If signs were to be gleaned they were that the last-ditch attempt to reach some form of agreement today will go England's way, at least to a limited extent. The chances of achieving any formal suspension have been significantly reduced, but England have refused to budge an inch on their refusal to allow Zimbabwe to compete in the World Twenty20 in England next summer.
India, meanwhile, moved an equal distance in declining to countenance Zimbabwe's non-participation. There have undoubtedly been shifts of position and the firm ground taken by Giles Clarke, the chairman of the England and Wales Cricket Board, might have influenced opinion.
All matches in the competition have already sold out – except for the two in which Zimbabwe are scheduled to play – which alone would make it difficult to switch the tournament elsewhere. The ICC will have to move it if England refuse to allow Zimbabwe in without having the necessary support from other nations. But the ticket revenue of some £15m – 90 per cent of which goes to the ICC for distribution to its members – makes a powerful bargaining tool.
Asked if he thought the World Twenty20 would be staged in England, however, David Richardson, the ICC's acting chief executive, replied simply: "Yes." Later he added, perhaps tellingly, perhaps not: "I think it would be sad if we didn't have any of our full members competing, particularly England."
It was clear from the tightness of their lips that ICC delegates were aware of the disaster facing the game and the piecing together of snippets of information suggested Zimbabwe recognised they were in trouble at last. The chairman of their cricket board, Peter Chingoka, was overheard outside the conference room to say: "We're in a difficult situation."

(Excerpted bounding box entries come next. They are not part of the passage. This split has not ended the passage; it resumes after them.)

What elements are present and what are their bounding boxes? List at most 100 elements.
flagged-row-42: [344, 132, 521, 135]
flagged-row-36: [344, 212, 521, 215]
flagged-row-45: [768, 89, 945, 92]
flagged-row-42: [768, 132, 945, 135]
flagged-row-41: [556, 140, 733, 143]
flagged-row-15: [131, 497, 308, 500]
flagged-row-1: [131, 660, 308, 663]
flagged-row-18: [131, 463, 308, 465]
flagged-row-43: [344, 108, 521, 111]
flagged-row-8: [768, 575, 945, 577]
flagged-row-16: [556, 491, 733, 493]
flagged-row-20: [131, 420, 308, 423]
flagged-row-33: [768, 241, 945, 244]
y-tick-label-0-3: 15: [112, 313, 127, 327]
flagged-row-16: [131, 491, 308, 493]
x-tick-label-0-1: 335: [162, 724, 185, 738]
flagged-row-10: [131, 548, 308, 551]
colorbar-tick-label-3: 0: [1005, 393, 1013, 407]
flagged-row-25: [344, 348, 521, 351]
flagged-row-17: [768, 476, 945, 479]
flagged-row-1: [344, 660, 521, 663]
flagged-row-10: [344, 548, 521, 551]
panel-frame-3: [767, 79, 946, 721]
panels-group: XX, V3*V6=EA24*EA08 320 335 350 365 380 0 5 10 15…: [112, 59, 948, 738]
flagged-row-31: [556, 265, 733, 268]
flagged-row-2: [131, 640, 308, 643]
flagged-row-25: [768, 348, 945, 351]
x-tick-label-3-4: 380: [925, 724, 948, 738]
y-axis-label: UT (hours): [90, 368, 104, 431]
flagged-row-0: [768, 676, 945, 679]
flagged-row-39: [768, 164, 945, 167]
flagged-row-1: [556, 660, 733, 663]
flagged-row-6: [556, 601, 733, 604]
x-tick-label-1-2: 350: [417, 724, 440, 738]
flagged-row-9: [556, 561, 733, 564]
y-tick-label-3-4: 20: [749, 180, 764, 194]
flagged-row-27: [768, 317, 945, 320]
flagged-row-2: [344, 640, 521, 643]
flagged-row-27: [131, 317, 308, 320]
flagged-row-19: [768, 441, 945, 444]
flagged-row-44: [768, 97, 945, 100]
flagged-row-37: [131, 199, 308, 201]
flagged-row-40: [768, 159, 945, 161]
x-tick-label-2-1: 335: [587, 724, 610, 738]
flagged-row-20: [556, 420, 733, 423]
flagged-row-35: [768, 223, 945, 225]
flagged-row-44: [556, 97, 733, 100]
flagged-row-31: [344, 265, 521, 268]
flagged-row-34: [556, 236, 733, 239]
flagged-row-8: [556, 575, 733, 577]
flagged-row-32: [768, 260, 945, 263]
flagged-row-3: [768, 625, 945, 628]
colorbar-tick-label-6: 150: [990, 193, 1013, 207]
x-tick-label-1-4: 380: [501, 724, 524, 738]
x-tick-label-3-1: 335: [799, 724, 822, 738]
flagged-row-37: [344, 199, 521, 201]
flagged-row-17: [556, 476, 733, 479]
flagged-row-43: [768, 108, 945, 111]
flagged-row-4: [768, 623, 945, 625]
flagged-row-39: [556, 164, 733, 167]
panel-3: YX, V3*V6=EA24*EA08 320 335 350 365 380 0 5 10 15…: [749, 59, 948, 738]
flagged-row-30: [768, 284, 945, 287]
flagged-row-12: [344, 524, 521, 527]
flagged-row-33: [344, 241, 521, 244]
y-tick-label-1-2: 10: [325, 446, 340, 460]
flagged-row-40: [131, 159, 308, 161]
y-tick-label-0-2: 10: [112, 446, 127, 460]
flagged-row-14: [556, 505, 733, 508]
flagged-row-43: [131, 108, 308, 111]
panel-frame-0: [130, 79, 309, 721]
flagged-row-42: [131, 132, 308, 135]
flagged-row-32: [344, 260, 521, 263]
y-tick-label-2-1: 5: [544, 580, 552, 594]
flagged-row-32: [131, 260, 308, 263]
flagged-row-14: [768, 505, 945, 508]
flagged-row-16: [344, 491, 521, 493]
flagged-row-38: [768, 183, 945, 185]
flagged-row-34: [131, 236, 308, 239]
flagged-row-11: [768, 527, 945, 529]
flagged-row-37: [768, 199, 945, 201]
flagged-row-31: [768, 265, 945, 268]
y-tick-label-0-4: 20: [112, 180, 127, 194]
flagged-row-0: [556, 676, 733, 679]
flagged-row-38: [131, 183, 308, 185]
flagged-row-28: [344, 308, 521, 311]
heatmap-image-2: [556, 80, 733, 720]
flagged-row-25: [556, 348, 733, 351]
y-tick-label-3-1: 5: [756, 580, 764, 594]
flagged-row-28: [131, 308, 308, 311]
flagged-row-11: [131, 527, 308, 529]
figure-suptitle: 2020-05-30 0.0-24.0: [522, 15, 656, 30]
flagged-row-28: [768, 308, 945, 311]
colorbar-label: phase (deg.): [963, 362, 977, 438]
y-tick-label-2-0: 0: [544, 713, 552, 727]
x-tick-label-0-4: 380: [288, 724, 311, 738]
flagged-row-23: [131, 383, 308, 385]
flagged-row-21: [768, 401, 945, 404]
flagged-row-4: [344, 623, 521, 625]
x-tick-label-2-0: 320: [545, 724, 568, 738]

Shortly after, Chingoka and his entourage of lawyers, who had been remarkably bullish the previous day, visited India's delegation in their hotel. India seemingly asked Zimbabwe to consider withdrawing voluntarily from the World Twenty20 while retaining all the membership and financial rights. That might seem a woeful kind of compromise, but it was the best the ECB can hope for and it was rejected simply because Zimbabwe refuse to bow the knee in any way to England. Although there was no official version of how the countries are splitting, it is probable that five are on England's side, pretty astonishing in itself. If Australia and New Zealand are the usual suspects, South Africa, Sri Lanka and Pakistan are the distinctly unusual ones. But a 7-3 vote, or two thirds, is necessary for resolutions to be carried and minds are in any case believed to be changing regularly.
Were England's point to be won it may weaken India's position as the game's powerbrokers. If they lose – and they are prepared to do so rather than alter their stance – the consequences are unthinkable.
In the light of this, the news that the ICC is seeking to establish a formal world Test championship, primarily to save that form of the game, seems faintly ludicrous. But Australia have been asked to expand on their proposal. This presumes that any country is by then willing to play against another country.
The were two decisions. Tied matches in one-day knock-out stages are to be decided by each side batting for an extra over rather than bowl out. In addition players will not be allowed a substitute in international matches if leaving the field for a comfort break. It was enough to make everyone want to go to the toilet.